Engineering charge transfer by tethering halogens onto covalent organic framework for photocatalytic sacrificial hydrogen evolution

Abstract

Covalent organic frameworks (COFs) are promising versatile organic semiconductors for the photocatalytic hydrogen evolution reaction (HER), but usually rely on the utilization of expensive Pt species as the co-catalyst and exhibit inferior activity in seawater relative to pure water. Herein, different halogen atoms (F, Cl, and Br) were integrated into the COFs framework to optimize the photochemical properties, carrier thermodynamics, and kinetics. The Cl-containing COF TpPaCl achieved the effective co-catalyst-free HER performance under visible light irradiation, resulting in a high HER rate of 16.3 mmol g-1 h-1 in artificial seawater (11.5 mmol g-1 h-1 in real seawater), outperforming that in pure water. The remarkable performance comes from the fine and efficient adjusting of the local environment of the COF framework by the electronegative halogen atoms.
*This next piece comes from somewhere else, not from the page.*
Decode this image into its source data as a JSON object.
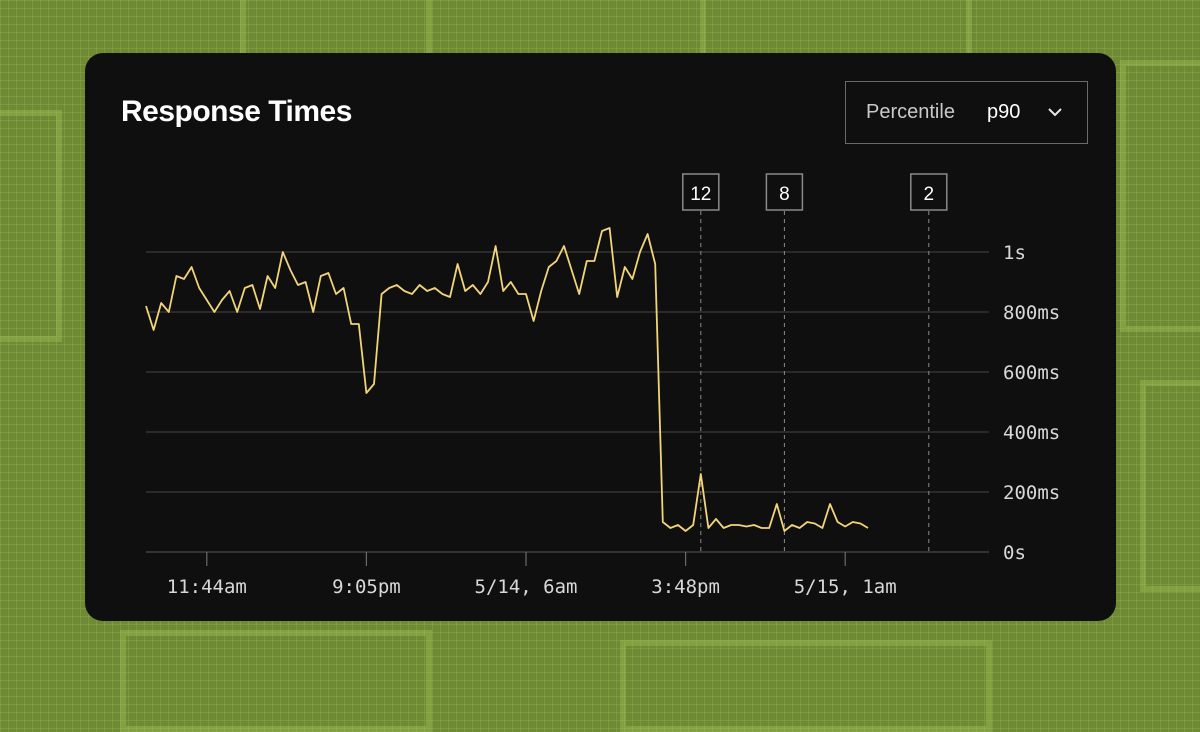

Theoretical calculation and soft X-ray absorption spectroscopy (XAS) indicated that the carbon atoms adjacent to the halogen group exhibited strong interaction towards the key intermediate (H*) in the HER process and served as the photoactive H2 evolution sites. The strong polarization derived from the halogen also greatly improves the formation of the long-live electron and accelerates the successive charge transfer. The kinetics were enhanced after salt adsorption in seawater, contributing to the superior HER rate in seawater.